I have about 200 software instruments, and hundreds of fx plugins, so have hundreds of thousands of presets.
    P.S. I really love the 7.4.2 sound updates. Now 7 really nails a beautiful piano sound.

Re: Adding randomness of playing noises sounds, especially the felt pianos

With version 7, I updated to Pro, but at first was disappointed. The 7.0 piano sound wasn't good enough to justify the update.  With later patches, they really fixed my reservations.  Now I love it. It's as good as a virtual piano can get.
    More presets for all pianos would be great. I wonder if when releasing 7, they forgot to update all the existing presets in 6.  My memory could be wrong, but I dont feel like checking 6 to find out. 
   As to the K2, you may be correct.  I never liked the sound of the Kwai pianos that I played.  It may be just bad ones I encountered.  I love the K2 piano, and if it's not Kwai, that could explain it. 

Key Fumbler wrote:
WalterTheMusicianYoutube wrote:

..

in another recent post, I asked for the missing presets from 6 to be returned.  I am annoyed that Pianoteq version 7 seems to have taken away many of the factory presets from 6. I especially notice it on the Kawai and the Yamaha, but in others as well.
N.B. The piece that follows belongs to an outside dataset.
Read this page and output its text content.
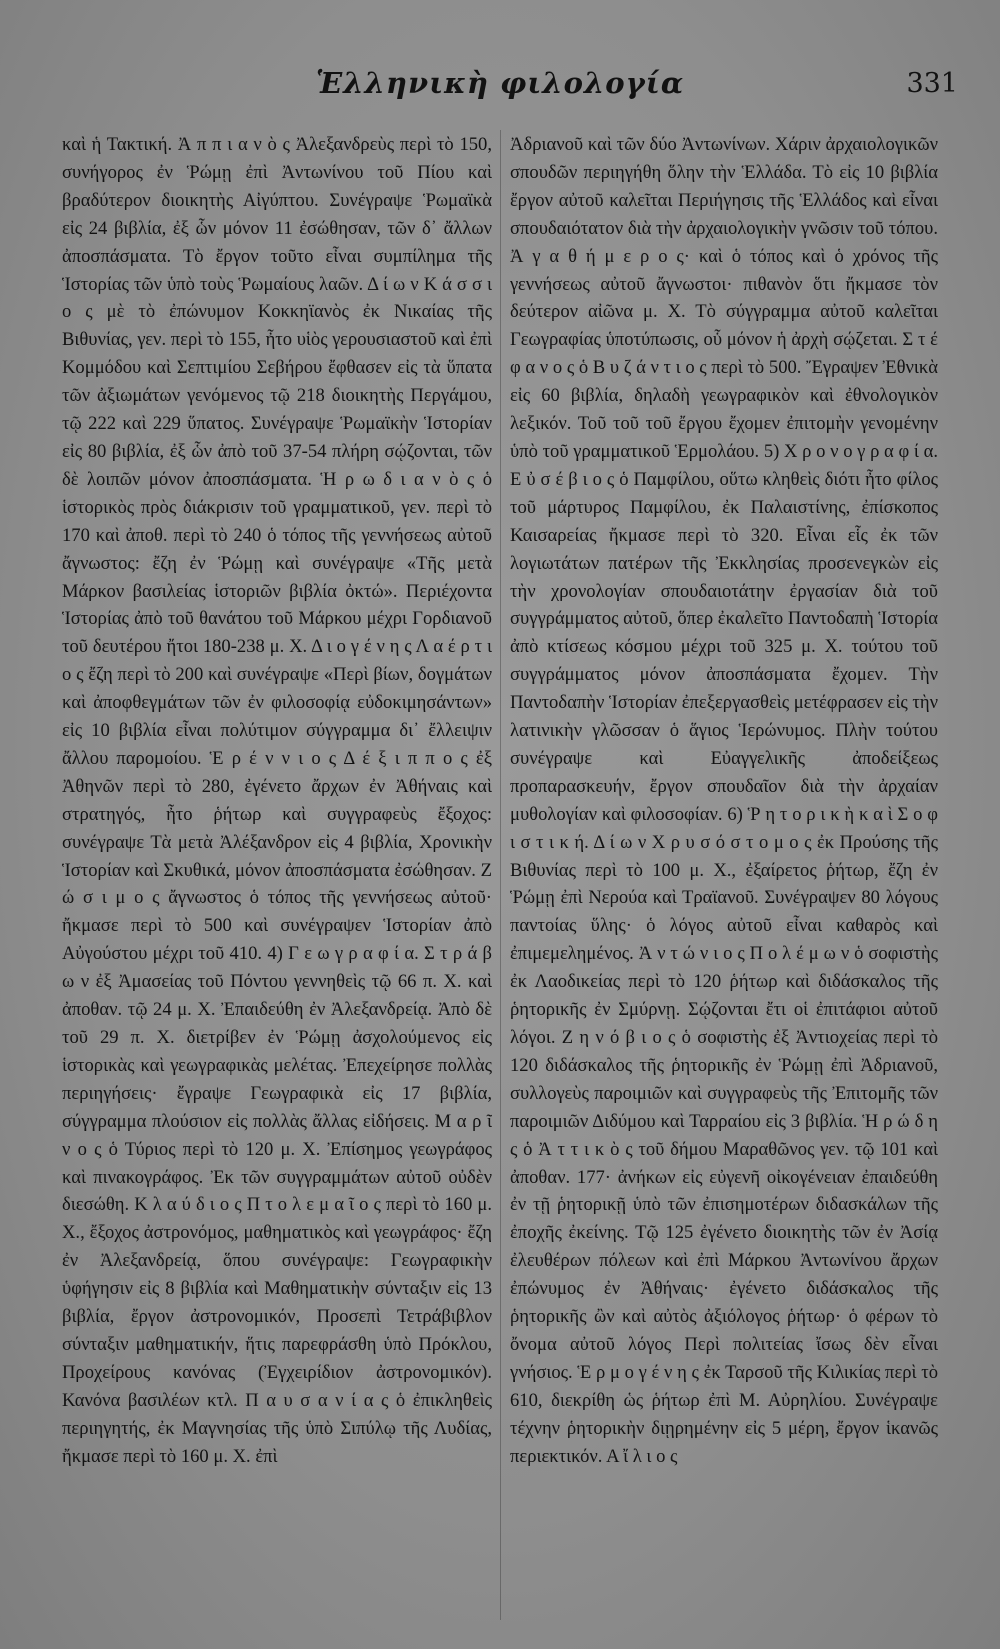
Ἑλληνικὴ φιλολογία	331

καὶ ἡ Τακτική. Ἀ π π ι α ν ὸ ς Ἀλεξανδρεὺς περὶ τὸ 150, συνήγορος ἐν Ῥώμῃ ἐπὶ Ἀντωνίνου τοῦ Πίου καὶ βραδύτερον διοικητὴς Αἰγύπτου. Συνέγραψε Ῥωμαϊκὰ εἰς 24 βιβλία, ἐξ ὧν μόνον 11 ἐσώθησαν, τῶν δ᾽ ἄλλων ἀποσπάσματα. Τὸ ἔργον τοῦτο εἶναι συμπίλημα τῆς Ἱστορίας τῶν ὑπὸ τοὺς Ῥωμαίους λαῶν. Δ ί ω ν Κ ά σ σ ι ο ς μὲ τὸ ἐπώνυμον Κοκκηϊανὸς ἐκ Νικαίας τῆς Βιθυνίας, γεν. περὶ τὸ 155, ἦτο υἱὸς γερουσιαστοῦ καὶ ἐπὶ Κομμόδου καὶ Σεπτιμίου Σεβήρου ἔφθασεν εἰς τὰ ὕπατα τῶν ἀξιωμάτων γενόμενος τῷ 218 διοικητὴς Περγάμου, τῷ 222 καὶ 229 ὕπατος. Συνέγραψε Ῥωμαϊκὴν Ἱστορίαν εἰς 80 βιβλία, ἐξ ὧν ἀπὸ τοῦ 37-54 πλήρη σῴζονται, τῶν δὲ λοιπῶν μόνον ἀποσπάσματα. Ἡ ρ ω δ ι α ν ὸ ς ὁ ἱστορικὸς πρὸς διάκρισιν τοῦ γραμματικοῦ, γεν. περὶ τὸ 170 καὶ ἀποθ. περὶ τὸ 240 ὁ τόπος τῆς γεννήσεως αὐτοῦ ἄγνωστος: ἔζη ἐν Ῥώμῃ καὶ συνέγραψε «Τῆς μετὰ Μάρκον βασιλείας ἱστοριῶν βιβλία ὀκτώ». Περιέχοντα Ἱστορίας ἀπὸ τοῦ θανάτου τοῦ Μάρκου μέχρι Γορδιανοῦ τοῦ δευτέρου ἤτοι 180-238 μ. Χ. Δ ι ο γ έ ν η ς Λ α έ ρ τ ι ο ς ἔζη περὶ τὸ 200 καὶ συνέγραψε «Περὶ βίων, δογμάτων καὶ ἀποφθεγμάτων τῶν ἐν φιλοσοφίᾳ εὐδοκιμησάντων» εἰς 10 βιβλία εἶναι πολύτιμον σύγγραμμα δι᾽ ἔλλειψιν ἄλλου παρομοίου. Ἑ ρ έ ν ν ι ο ς Δ έ ξ ι π π ο ς ἐξ Ἀθηνῶν περὶ τὸ 280, ἐγένετο ἄρχων ἐν Ἀθήναις καὶ στρατηγός, ἦτο ῥήτωρ καὶ συγγραφεὺς ἔξοχος: συνέγραψε Τὰ μετὰ Ἀλέξανδρον εἰς 4 βιβλία, Χρονικὴν Ἱστορίαν καὶ Σκυθικά, μόνον ἀποσπάσματα ἐσώθησαν. Ζ ώ σ ι μ ο ς ἄγνωστος ὁ τόπος τῆς γεννήσεως αὐτοῦ· ἤκμασε περὶ τὸ 500 καὶ συνέγραψεν Ἱστορίαν ἀπὸ Αὐγούστου μέχρι τοῦ 410. 4) Γ ε ω γ ρ α φ ί α. Σ τ ρ ά β ω ν ἐξ Ἀμασείας τοῦ Πόντου γεννηθεὶς τῷ 66 π. Χ. καὶ ἀποθαν. τῷ 24 μ. Χ. Ἐπαιδεύθη ἐν Ἀλεξανδρείᾳ. Ἀπὸ δὲ τοῦ 29 π. Χ. διετρίβεν ἐν Ῥώμῃ ἀσχολούμενος εἰς ἱστορικὰς καὶ γεωγραφικὰς μελέτας. Ἐπεχείρησε πολλὰς περιηγήσεις· ἔγραψε Γεωγραφικὰ εἰς 17 βιβλία, σύγγραμμα πλούσιον εἰς πολλὰς ἄλλας εἰδήσεις. Μ α ρ ῖ ν ο ς ὁ Τύριος περὶ τὸ 120 μ. Χ. Ἐπίσημος γεωγράφος καὶ πινακογράφος. Ἐκ τῶν συγγραμμάτων αὐτοῦ οὐδὲν διεσώθη. Κ λ α ύ δ ι ο ς Π τ ο λ ε μ α ῖ ο ς περὶ τὸ 160 μ. Χ., ἔξοχος ἀστρονόμος, μαθηματικὸς καὶ γεωγράφος· ἔζη ἐν Ἀλεξανδρείᾳ, ὅπου συνέγραψε: Γεωγραφικὴν ὑφήγησιν εἰς 8 βιβλία καὶ Μαθηματικὴν σύνταξιν εἰς 13 βιβλία, ἔργον ἀστρονομικόν, Προσεπὶ Τετράβιβλον σύνταξιν μαθηματικήν, ἥτις παρεφράσθη ὑπὸ Πρόκλου, Προχείρους κανόνας (Ἐγχειρίδιον ἀστρονομικόν). Κανόνα βασιλέων κτλ. Π α υ σ α ν ί α ς ὁ ἐπικληθεὶς περιηγητής, ἐκ Μαγνησίας τῆς ὑπὸ Σιπύλῳ τῆς Λυδίας, ἤκμασε περὶ τὸ 160 μ. Χ. ἐπὶ

Ἀδριανοῦ καὶ τῶν δύο Ἀντωνίνων. Χάριν ἀρχαιολογικῶν σπουδῶν περιηγήθη ὅλην τὴν Ἑλλάδα. Τὸ εἰς 10 βιβλία ἔργον αὐτοῦ καλεῖται Περιήγησις τῆς Ἑλλάδος καὶ εἶναι σπουδαιότατον διὰ τὴν ἀρχαιολογικὴν γνῶσιν τοῦ τόπου. Ἀ γ α θ ή μ ε ρ ο ς· καὶ ὁ τόπος καὶ ὁ χρόνος τῆς γεννήσεως αὐτοῦ ἄγνωστοι· πιθανὸν ὅτι ἤκμασε τὸν δεύτερον αἰῶνα μ. Χ. Τὸ σύγγραμμα αὐτοῦ καλεῖται Γεωγραφίας ὑποτύπωσις, οὗ μόνον ἡ ἀρχὴ σῴζεται. Σ τ έ φ α ν ο ς ὁ Β υ ζ ά ν τ ι ο ς περὶ τὸ 500. Ἔγραψεν Ἐθνικὰ εἰς 60 βιβλία, δηλαδὴ γεωγραφικὸν καὶ ἐθνολογικὸν λεξικόν. Τοῦ τοῦ τοῦ ἔργου ἔχομεν ἐπιτομὴν γενομένην ὑπὸ τοῦ γραμματικοῦ Ἑρμολάου. 5) Χ ρ ο ν ο γ ρ α φ ί α. Ε ὐ σ έ β ι ο ς ὁ Παμφίλου, οὕτω κληθεὶς διότι ἦτο φίλος τοῦ μάρτυρος Παμφίλου, ἐκ Παλαιστίνης, ἐπίσκοπος Καισαρείας ἤκμασε περὶ τὸ 320. Εἶναι εἷς ἐκ τῶν λογιωτάτων πατέρων τῆς Ἐκκλησίας προσενεγκὼν εἰς τὴν χρονολογίαν σπουδαιοτάτην ἐργασίαν διὰ τοῦ συγγράμματος αὐτοῦ, ὅπερ ἐκαλεῖτο Παντοδαπὴ Ἱστορία ἀπὸ κτίσεως κόσμου μέχρι τοῦ 325 μ. Χ. τούτου τοῦ συγγράμματος μόνον ἀποσπάσματα ἔχομεν. Τὴν Παντοδαπὴν Ἱστορίαν ἐπεξεργασθεὶς μετέφρασεν εἰς τὴν λατινικὴν γλῶσσαν ὁ ἅγιος Ἱερώνυμος. Πλὴν τούτου συνέγραψε καὶ Εὐαγγελικῆς ἀποδείξεως προπαρασκευήν, ἔργον σπουδαῖον διὰ τὴν ἀρχαίαν μυθολογίαν καὶ φιλοσοφίαν. 6) Ῥ η τ ο ρ ι κ ὴ κ α ὶ Σ ο φ ι σ τ ι κ ή. Δ ί ω ν Χ ρ υ σ ό σ τ ο μ ο ς ἐκ Προύσης τῆς Βιθυνίας περὶ τὸ 100 μ. Χ., ἐξαίρετος ῥήτωρ, ἔζη ἐν Ῥώμῃ ἐπὶ Νερούα καὶ Τραϊανοῦ. Συνέγραψεν 80 λόγους παντοίας ὕλης· ὁ λόγος αὐτοῦ εἶναι καθαρὸς καὶ ἐπιμεμελημένος. Ἀ ν τ ώ ν ι ο ς Π ο λ έ μ ω ν ὁ σοφιστὴς ἐκ Λαοδικείας περὶ τὸ 120 ῥήτωρ καὶ διδάσκαλος τῆς ῥητορικῆς ἐν Σμύρνῃ. Σῴζονται ἔτι οἱ ἐπιτάφιοι αὐτοῦ λόγοι. Ζ η ν ό β ι ο ς ὁ σοφιστὴς ἐξ Ἀντιοχείας περὶ τὸ 120 διδάσκαλος τῆς ῥητορικῆς ἐν Ῥώμῃ ἐπὶ Ἀδριανοῦ, συλλογεὺς παροιμιῶν καὶ συγγραφεὺς τῆς Ἐπιτομῆς τῶν παροιμιῶν Διδύμου καὶ Ταρραίου εἰς 3 βιβλία. Ἡ ρ ώ δ η ς ὁ Ἀ τ τ ι κ ὸ ς τοῦ δήμου Μαραθῶνος γεν. τῷ 101 καὶ ἀποθαν. 177· ἀνήκων εἰς εὐγενῆ οἰκογένειαν ἐπαιδεύθη ἐν τῇ ῥητορικῇ ὑπὸ τῶν ἐπισημοτέρων διδασκάλων τῆς ἐποχῆς ἐκείνης. Τῷ 125 ἐγένετο διοικητὴς τῶν ἐν Ἀσίᾳ ἐλευθέρων πόλεων καὶ ἐπὶ Μάρκου Ἀντωνίνου ἄρχων ἐπώνυμος ἐν Ἀθήναις· ἐγένετο διδάσκαλος τῆς ῥητορικῆς ὢν καὶ αὐτὸς ἀξιόλογος ῥήτωρ· ὁ φέρων τὸ ὄνομα αὐτοῦ λόγος Περὶ πολιτείας ἴσως δὲν εἶναι γνήσιος. Ἑ ρ μ ο γ έ ν η ς ἐκ Ταρσοῦ τῆς Κιλικίας περὶ τὸ 610, διεκρίθη ὡς ῥήτωρ ἐπὶ Μ. Αὐρηλίου. Συνέγραψε τέχνην ῥητορικὴν διῃρημένην εἰς 5 μέρη, ἔργον ἱκανῶς περιεκτικόν. Α ἴ λ ι ο ς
In my Kawai and Yamaha and Steingraeber Please bring back all of those presets.  I always use the close mike presets. Please people, don't tell me to program them myself.  Ease of use is smart, not dumb. Ask the many software companies that went out of business because they didn't want to update to Windows from msdos.
I have about 200 software instruments, and hundreds of fx plugins, so have hundreds of thousands of presets.
    P.S. I really love the 7.4.2 sound updates. Now 7 really nails a beautiful piano sound.

I agree there should be more presets for the YC and the K2. I'm on Standard, but the amount of presets is a bit limiting for those two on Stage, and Stage is people's entry to the world of Pianoteq so it could help to promote the product. 

However it is my understanding that the K in K2 does not stand for Kawai, it is simply modelled on multiple characteristics of ideal pianos, not any one make or model.  OTOH I believe an earlier K1 was designed around Kawai, but could be wrong.